D’abord à la BBC et à la Deutsche Well, qui sont bien mieux dotées que les médias français. Je pense aussi à certains médias américains qui mènent une véritable offensive sur le continent, il ne faut pas être naïfs ! Et puis bien sûr aux Russes de RT et aux Chinois de CCTV, que certains comparent aux médias publics occidentaux mais qui pour moi ne sont pas de la même nature.
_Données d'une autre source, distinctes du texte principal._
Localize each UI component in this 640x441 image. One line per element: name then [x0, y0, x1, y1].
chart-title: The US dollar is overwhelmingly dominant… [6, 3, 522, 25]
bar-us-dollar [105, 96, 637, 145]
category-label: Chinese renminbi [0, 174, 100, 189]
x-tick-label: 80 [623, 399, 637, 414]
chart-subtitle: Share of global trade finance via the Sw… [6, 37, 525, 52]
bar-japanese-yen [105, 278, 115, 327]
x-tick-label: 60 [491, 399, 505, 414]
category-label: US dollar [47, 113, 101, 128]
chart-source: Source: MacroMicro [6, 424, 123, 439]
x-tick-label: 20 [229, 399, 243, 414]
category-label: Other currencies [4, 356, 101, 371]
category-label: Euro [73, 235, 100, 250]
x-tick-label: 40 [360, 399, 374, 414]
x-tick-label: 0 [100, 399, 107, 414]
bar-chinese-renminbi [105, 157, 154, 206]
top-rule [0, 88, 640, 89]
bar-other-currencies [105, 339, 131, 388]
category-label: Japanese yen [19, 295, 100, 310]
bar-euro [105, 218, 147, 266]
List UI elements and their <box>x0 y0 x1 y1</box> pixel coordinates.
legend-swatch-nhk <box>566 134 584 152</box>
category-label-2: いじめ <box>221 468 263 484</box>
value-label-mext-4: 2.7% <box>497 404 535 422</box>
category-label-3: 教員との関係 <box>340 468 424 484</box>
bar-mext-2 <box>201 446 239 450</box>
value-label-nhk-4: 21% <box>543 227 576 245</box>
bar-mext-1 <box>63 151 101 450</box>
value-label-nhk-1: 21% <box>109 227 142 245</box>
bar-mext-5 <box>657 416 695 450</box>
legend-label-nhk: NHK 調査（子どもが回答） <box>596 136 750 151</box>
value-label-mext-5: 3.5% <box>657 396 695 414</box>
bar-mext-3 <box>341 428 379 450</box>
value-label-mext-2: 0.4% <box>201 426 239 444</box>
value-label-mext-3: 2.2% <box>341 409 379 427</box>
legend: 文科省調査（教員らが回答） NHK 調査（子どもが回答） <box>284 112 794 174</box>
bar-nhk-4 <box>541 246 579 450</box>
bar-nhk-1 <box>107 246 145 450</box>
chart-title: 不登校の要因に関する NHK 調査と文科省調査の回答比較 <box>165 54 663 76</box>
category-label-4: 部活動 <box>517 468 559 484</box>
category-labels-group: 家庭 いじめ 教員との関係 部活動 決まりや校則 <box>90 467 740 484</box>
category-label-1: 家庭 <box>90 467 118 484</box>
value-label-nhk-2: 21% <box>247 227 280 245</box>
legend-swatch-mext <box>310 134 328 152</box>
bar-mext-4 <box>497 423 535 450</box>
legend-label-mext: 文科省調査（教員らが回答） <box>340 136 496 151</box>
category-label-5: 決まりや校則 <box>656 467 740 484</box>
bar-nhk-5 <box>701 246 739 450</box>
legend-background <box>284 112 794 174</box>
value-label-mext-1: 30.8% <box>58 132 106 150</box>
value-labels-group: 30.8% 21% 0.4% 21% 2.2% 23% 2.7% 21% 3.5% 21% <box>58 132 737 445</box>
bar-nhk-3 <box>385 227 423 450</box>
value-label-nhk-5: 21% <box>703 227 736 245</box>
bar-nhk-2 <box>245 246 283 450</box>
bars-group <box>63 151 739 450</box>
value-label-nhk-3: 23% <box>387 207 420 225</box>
En quoi sont-ils différents ?
Il y a une certaine confusion parce que RT ou CCTV, comme RFI, la BBC ou la Deutsche Welle sont des médias publics, financés par des fonds publics. Mais les points communs s’arrêtent là : le fait que les capitaux soient publics n’a aucune influence sur le travail des rédactions des antennes de France Médias Monde, qui évidemment sont complètement libres et indépendantes. Bien sûr elles portent d’une certaine manière la voix de la France, mais de la France en tant que nation. En face, RT et CCTV portent la voix de leur gouvernement, cela n’a rien à voir. Il y a une vraie bataille médiatique en ce moment sur le continent et cette bataille porte aussi sur certaines valeurs : la défense de la démocratie, la lutte contre les fake news…
RT a mis beaucoup de moyens pour toucher une vaste audience en Afrique, notamment dans les pays francophones. Pour vous c’est un danger ?
Quand je vois le ministre des Affaires étrangères, Sergueï Lavrov, multiplier les voyages sur le continent, je ne peux pas croire que la Russie n’ait pas une idée très précise du rôle qu’elle veut y jouer, y compris via ses médias. Et je constate quand je me rends dans ces pays, par exemple au Sénégal où je suis allé en début d’année, que le discours que portent les médias russes trouve un écho dans une partie de la population, notamment chez les jeunes. Cette idée que la Russie ne fait pas de leçon de morale, qu’elle ne cherche pas à imposer ses « valeurs », ça fonctionne. Et la ligne éditoriale de RT n’est qu’un reflet de cette stratégie.
Il y a une volonté évidente de déploiement sur le continent, sans états d’âme, et c’est aussi contre ça que nous devons nous battre car je crois, oui, que cela constitue un risque majeur. Il y a une bataille sur les valeurs à mener, sans donner de leçon mais en expliquant que celles que nous portons sont, aussi, au service des populations.
Cette bataille justement, comment comptiez-vous la mener ? Avec quels moyens ?
L’idée était de faire en sorte que France Médias Monde, ou disons RFI et France 24, reste le média de référence sur le continent et pour cela je voulais renforcer les moyens humains et financiers. Mais aussi identifier des zones de développement, par exemple développer la diffusion des programmes de RFI en langues africaines, parce que les populations sont en train de se réapproprier ces langues. Le projet visait aussi à investir sur le numérique : l’Afrique est le continent le plus jeune au monde, le taux de pénétration du téléphone mobile est énorme, plus important que celui de la télé, donc là aussi il y a beaucoup à faire. Et puis je pense qu’il y avait des synergies à trouver avec France Télévision et France Info.
La présidence sera remise en jeu dans cinq ans, serez-vous candidat ?
Je ne sais pas. C’est un peu tôt, on verra… Ce qui est certain c’est que la question des médias en Afrique m’intéresse et continuera de m’intéresser.